If you were an active member of the Hamilton music scene before 2014 you will surely remember the Casbah Lounge; that small, intimate, oddly shaped room below The Casbah. It was a wonderful space that brought together the best parts of a house show and a music venue. The sound was great, the bar was efficient, and the parties were amazing.
When the space closed to make way for The Strathcona in 2014 music fans felt the loss; there was nothing quite like The Casbah Lounge. Skipping ahead to 2016/2017 we also lost Homegrown Hamilton and The Baltimore House; that’s 3 smaller music venues gone in the span of a few years. Small music venues are important because they offer an avenue for newer bands to get their footing, they allow promoters and show organisers to practice their craft, and they give audiences a way to experience special intimate shows. Regardless if a band is new or huge, seeing them in a small venue is almost always an ideal situation. When the news of the Casbah Lounge returning made waves there was excitement about the possibility of having another small venue in Hamilton. As it turns out, the newly re-opened Casbah Lounge will operate as a bar with feature music curators 7 nights a week.
The owner, Brodie Schwendiman, was nice enough to answer a few questions to get us up to speed on the new space.
1) How did you come to the decision to bring back The Casbah Lounge?
The closure of The Strathcona Restaurant (2014-17) lead to the decision to re-open the Casbah Lounge as a music focused space. It was all made easier by the help and assistance of a dozen friends who helped with the renovations and planning.
2) For those people who remember going to the Casbah Lounge – how will this re-opened version of the Casbah lounge be similar to the original one? And how is it different?
Similar: Music will be the arteries of the space. A casual environment for lovers of music where they can socialise and relax.
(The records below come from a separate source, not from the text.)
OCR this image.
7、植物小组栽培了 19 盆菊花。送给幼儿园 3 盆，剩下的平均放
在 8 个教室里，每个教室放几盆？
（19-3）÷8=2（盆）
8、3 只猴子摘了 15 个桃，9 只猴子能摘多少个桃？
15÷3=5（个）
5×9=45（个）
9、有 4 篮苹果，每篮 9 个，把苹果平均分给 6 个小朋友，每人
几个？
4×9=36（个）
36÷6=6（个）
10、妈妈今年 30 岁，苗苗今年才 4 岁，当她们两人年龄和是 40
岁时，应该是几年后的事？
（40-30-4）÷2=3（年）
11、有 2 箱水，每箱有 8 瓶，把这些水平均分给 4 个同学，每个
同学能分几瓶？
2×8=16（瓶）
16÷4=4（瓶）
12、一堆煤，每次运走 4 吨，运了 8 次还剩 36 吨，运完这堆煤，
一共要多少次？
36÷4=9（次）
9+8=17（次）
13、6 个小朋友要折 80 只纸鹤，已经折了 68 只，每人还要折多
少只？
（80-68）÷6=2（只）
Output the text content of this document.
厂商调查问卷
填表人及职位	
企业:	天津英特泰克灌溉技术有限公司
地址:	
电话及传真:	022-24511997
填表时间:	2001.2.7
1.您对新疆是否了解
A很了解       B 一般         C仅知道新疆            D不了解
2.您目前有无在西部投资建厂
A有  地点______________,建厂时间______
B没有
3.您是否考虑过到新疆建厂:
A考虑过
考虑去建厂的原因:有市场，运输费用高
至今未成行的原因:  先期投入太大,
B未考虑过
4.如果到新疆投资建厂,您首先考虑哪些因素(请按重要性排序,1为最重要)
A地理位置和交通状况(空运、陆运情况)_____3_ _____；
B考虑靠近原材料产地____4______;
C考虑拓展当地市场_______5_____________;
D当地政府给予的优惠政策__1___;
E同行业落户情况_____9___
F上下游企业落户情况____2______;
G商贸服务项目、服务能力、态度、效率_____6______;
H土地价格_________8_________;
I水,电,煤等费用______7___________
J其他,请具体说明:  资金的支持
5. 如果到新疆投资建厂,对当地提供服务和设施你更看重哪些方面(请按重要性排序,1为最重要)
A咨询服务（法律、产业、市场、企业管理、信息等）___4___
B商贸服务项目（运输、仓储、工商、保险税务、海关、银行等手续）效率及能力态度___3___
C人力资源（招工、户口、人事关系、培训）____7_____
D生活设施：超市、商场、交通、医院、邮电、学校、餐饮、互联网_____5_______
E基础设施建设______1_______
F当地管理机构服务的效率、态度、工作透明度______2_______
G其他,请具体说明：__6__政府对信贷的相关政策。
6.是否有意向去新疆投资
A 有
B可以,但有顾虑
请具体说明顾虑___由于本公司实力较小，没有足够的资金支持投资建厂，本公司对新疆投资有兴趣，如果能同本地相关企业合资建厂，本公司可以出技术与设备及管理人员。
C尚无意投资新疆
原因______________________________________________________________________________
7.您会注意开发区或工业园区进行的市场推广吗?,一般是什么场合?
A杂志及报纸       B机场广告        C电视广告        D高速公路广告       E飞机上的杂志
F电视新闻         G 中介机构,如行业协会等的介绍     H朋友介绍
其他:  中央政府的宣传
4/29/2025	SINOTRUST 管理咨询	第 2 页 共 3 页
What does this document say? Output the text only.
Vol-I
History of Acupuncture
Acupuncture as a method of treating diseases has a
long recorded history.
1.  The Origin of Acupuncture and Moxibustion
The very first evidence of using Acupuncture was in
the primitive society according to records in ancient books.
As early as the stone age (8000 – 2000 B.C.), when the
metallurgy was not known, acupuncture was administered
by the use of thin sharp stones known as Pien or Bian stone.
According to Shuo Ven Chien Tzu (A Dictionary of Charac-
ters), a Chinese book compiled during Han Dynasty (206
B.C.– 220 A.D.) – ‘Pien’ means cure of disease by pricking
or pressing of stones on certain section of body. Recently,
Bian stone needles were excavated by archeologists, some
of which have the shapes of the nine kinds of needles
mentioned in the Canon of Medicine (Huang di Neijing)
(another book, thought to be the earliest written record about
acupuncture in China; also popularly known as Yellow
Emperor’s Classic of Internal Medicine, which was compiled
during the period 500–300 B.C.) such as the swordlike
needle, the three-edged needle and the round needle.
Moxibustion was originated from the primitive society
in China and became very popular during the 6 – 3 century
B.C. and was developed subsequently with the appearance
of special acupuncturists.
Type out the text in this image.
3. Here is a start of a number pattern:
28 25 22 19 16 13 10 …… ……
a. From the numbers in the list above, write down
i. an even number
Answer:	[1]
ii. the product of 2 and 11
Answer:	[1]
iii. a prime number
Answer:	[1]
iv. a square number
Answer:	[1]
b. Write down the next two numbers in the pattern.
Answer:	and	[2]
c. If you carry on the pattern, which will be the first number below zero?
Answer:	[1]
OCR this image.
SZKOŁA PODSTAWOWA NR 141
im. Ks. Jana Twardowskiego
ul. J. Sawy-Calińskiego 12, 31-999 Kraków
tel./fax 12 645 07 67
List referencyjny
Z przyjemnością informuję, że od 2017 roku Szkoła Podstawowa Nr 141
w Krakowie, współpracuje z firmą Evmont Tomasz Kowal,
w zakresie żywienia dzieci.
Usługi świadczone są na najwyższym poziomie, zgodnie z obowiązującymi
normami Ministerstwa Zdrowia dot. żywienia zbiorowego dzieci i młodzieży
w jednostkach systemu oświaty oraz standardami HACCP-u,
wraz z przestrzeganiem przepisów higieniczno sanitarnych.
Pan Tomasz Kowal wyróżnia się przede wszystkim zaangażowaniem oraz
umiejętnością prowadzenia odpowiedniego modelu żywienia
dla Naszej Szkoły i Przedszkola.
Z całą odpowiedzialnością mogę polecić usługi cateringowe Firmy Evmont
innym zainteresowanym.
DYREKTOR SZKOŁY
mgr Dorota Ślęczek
Different: Cassettes. There will be lots of cassettes. Music will still be why people are in the space, but it won’t be a room hosting live music. Instead, we are programming nice people to step in as curators of the playlist each night. Let’s loosely use the term ‘DJs’. Also, the hours will be different. We are going to run 7 nights a week starting at 7 pm.
3) I’ve heard that the musical focus of the Casbah Lounge will be on DJs. Why are you not booking bands down there and using the space as a live music venue?
A couple of reasons. Partly because my time is more precious now than ever. I have 3 beautiful sons today. Booking bands regularly in a 2nd room would involve time I simply don’t have. Also, I honestly think our city has enough small venues to support the demand. The small room options in our city are already doing a great job. Between Artword Artbar (Quiet Music), Doors Pub (Loud Music), and HAVN (Avant Music), and some others, I think our city and scene has it pretty sweet for small spots. Throw in the random DIY house party and you have a full-on thriving small venue circuit. No one needs Casbah Lounge for that (Presently).
4) Further to that – – what can people expect from the DJ lineups? How will this work?
Your guess is as good as mine. Basically, I’m taking calls, emails, and conversations from music lovers and I’m just giving them a date. Every night there will be a 7pm-10pm music curator, and then a 10pm-1am curator to follow. Any genre is good. In week one we had funk, soul, indie, rock, house, old school hip-hop, punk, classic rock, ambient rock, and 80’s pop. I’m sure most weeks will be like that.
5) Does the re-opening of the Casbah Lounge mean that all of those creepy/cool models that were suspended on the ceiling are returning? Whatever happened to those, by the way?
They were donated to a band for a video shoot. I’m sure you can revisit them on YouTube.
6) Can you talk about the role of small music venues (like the lounge) in the larger music community?
The small venue is mistakenly thought of as a room strictly for artists that are ‘developing’. I mean there is a bit of that, no doubt. But I’ve witnessed some of the greatest performances in the Casbah Lounge, and small spaces like it. I hosted Duane Denison’s USSA band in our old lounge. A member of the Jesus Lizard for crying out loud. I’m pretty sure Duane had already developed by then. To me, the small room is a room for music tricks. You can witness something that could easily be happening in a large club or theatre, but instead when in an intimate small space, that good show turns into a magical one.